Tayyip Erdoğan, İstanbul’da yapılan Dış Ekonomik İlişkiler Kurulu (DEİK) Genel Kurulu toplantısında konuştu. Erdoğan, “Terörden arındırılmış güvenli bölge diye bir tezimiz var. Dertleri ne? Kuzey Suriye’de yeni bir devlet kurmak. Biz böyle bir devletin kurulmasına izin vermeyeceğiz. Şüphesiz ki şehitlerimiz canımızı yakıyor ama şunu da bileceğiz ki bir toprağın vatan olabilmesi için şehide ihtiyacı var, gaziye ihtiyacı var” dedi.
İşte Erdoğan’ın konuşmasından başlıklar;
“Ben dertliyim, dertli…”
“Milli seferberlik dediğim olay, eline silahı al sokağa çık durumu değil.Bugün terör örgütleri karşısındaki kararlılığımızı, ekonomimize yönelik saldırılara karşı da göstermemiz gerekiyor. 3,5 yıldır ülkemize yönelik her saldırının ekonomik kriz çabasıyla birlikte gerçekleştirildiğine şahit olduk. Faizin düşmesi lazım. Bakın burada tekrar söylüyorum, kamu bankalarında dahi faizlerin düşmesi lazım. Faizler düşecek ki yatırımcı iş yapacak. Girişimcinin yatırım yapmasına fırsat hazırlamazsak nasıl olacak? Ben dertliyim. Derdim var. Bu ülkede yatırım yapılması lazım. Az önce içeri girerken bir kardeşim, “100 milyon dolar bozdurduk” dedi. Mesele bu.”
“Bir toprağın vatan olabilmesi için şehide ihtiyacı var”

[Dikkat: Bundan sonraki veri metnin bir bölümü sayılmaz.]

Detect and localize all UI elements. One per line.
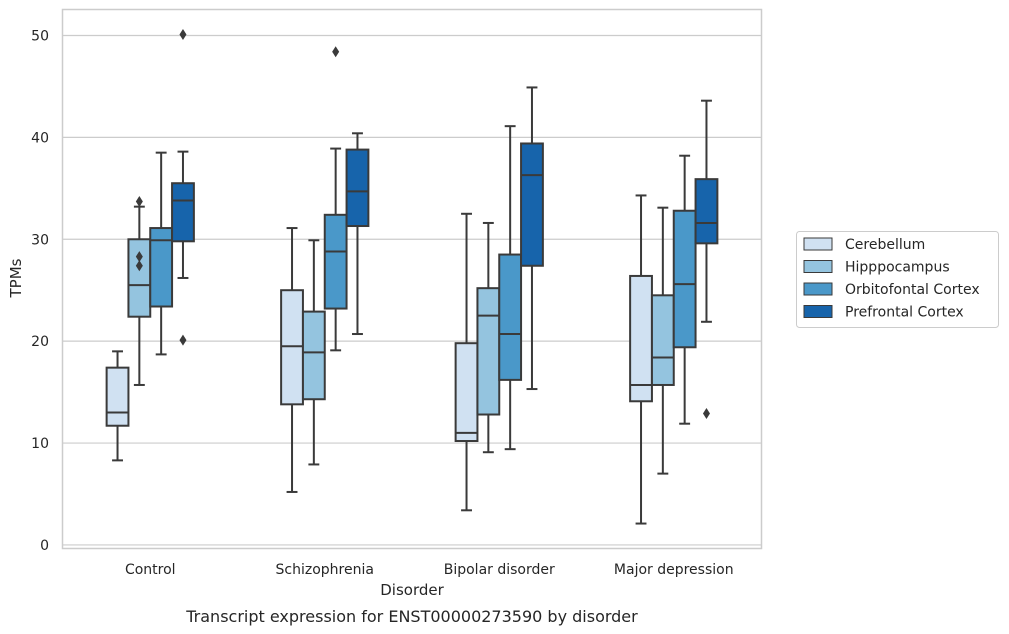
outlier-point [135,196,143,208]
legend-swatch [803,282,833,296]
box [498,253,523,381]
box [650,294,675,386]
box-group [650,206,675,475]
x-tick-label: Schizophrenia [276,562,374,578]
legend-label: Orbitofontal Cortex [845,282,980,298]
legend-swatch [803,237,833,251]
outlier-point [179,334,187,346]
outlier-point [332,46,340,58]
box [345,148,370,228]
legend-swatch [803,260,833,273]
box [301,310,326,401]
box-group [345,132,370,336]
outlier-point [702,408,710,419]
legend-items: Cerebellum Hipppocampus Orbitofontal Corte… [803,237,980,321]
x-tick-label: Major depression [614,562,734,578]
box [127,238,152,318]
plot-frame [61,8,763,550]
legend-label: Cerebellum [845,237,925,253]
box-group [171,28,195,346]
box [171,182,195,243]
box [476,287,501,416]
legend-label: Hipppocampus [845,260,950,276]
y-tick-label: 10 [31,436,49,452]
box-group [629,194,653,525]
outlier-point [135,251,143,263]
box-group [694,99,719,419]
y-tick-label: 30 [31,232,49,248]
box [323,213,348,310]
box [520,142,544,267]
box-group [454,212,479,512]
box-group [520,86,544,391]
box-group [149,151,174,356]
box-group [301,239,326,466]
x-tick-label: Bipolar disorder [444,562,555,578]
y-tick-label: 50 [31,28,49,44]
box [149,227,174,308]
box-group [672,154,697,425]
box [280,289,304,406]
y-tick-labels: 0 10 20 30 40 50 [31,28,49,553]
box-group [127,196,152,386]
x-axis-title: Disorder [380,581,444,599]
y-tick-label: 0 [40,538,49,554]
box-group [498,125,523,451]
legend-swatch [803,305,833,318]
chart-caption: Transcript expression for ENST0000027359… [185,607,638,626]
y-tick-label: 20 [31,334,49,350]
x-tick-labels: Control Schizophrenia Bipolar disorder Majo… [125,562,734,578]
box-group [476,221,501,454]
y-tick-label: 40 [31,130,49,146]
outlier-point [179,28,187,40]
box-group [280,227,304,493]
box [694,178,719,245]
y-axis-title: TPMs [7,258,25,298]
outlier-point [135,260,143,272]
box [105,366,130,427]
box [629,274,653,403]
box [454,342,479,443]
x-tick-label: Control [125,562,176,578]
box-group [105,350,130,462]
legend-frame [796,231,999,328]
boxes [105,28,719,525]
legend: Cerebellum Hipppocampus Orbitofontal Corte… [796,231,999,328]
box [672,209,697,349]
box-group [323,46,348,352]
legend-label: Prefrontal Cortex [845,305,964,321]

“Bizim ‘terörden arındırılmış güvenli bölge’ diye bir tezimiz var. Başından beri bunu söylüyoruz. Eğer bu hallolmazsa Gaziantep her zaman tehditte, Kilis her zaman tehditte, Şanlıurfa her zaman tehditte. Dertleri ne? Kuzey Suriye’de yeni bir devlet kurmak. Biz böyle bir devletin kurulmasına müsaade etmeyeceğiz, bu böyle bilinmeli. Şüphesiz ki şehitlerimiz canımızı yakıyor ama şunu da bileceğiz ki bir toprağın vatan olabilmesi için şehide ihtiyacı var, gaziye ihtiyacı var. ‘Bayrakları bayrak yapan üstündeki kandır, toprak eğer uğrunda ölen varsa vatandır’ diyor şair. Buralara böyle geldik. Bu 780 bin kilometrekare bize durup dururken lütfedilmedi. Son, cumhuriyetin kuruluşundan önce şöyle 10 yılı bir ele alırsak, 10 yıl içinde biz 2 milyon, 3 milyon kilometrekareden 780 bin kilometrekareye düştük. Ve bize Sevr’i dayattılar, Lozan’a razı olduk. Yoksa biz buna layık mıyız Düşünebiliyor musunuz 17’nci, 18’inci asrın bir numarası olan bir devletiz, oradan bu bakiyeye kaldık.”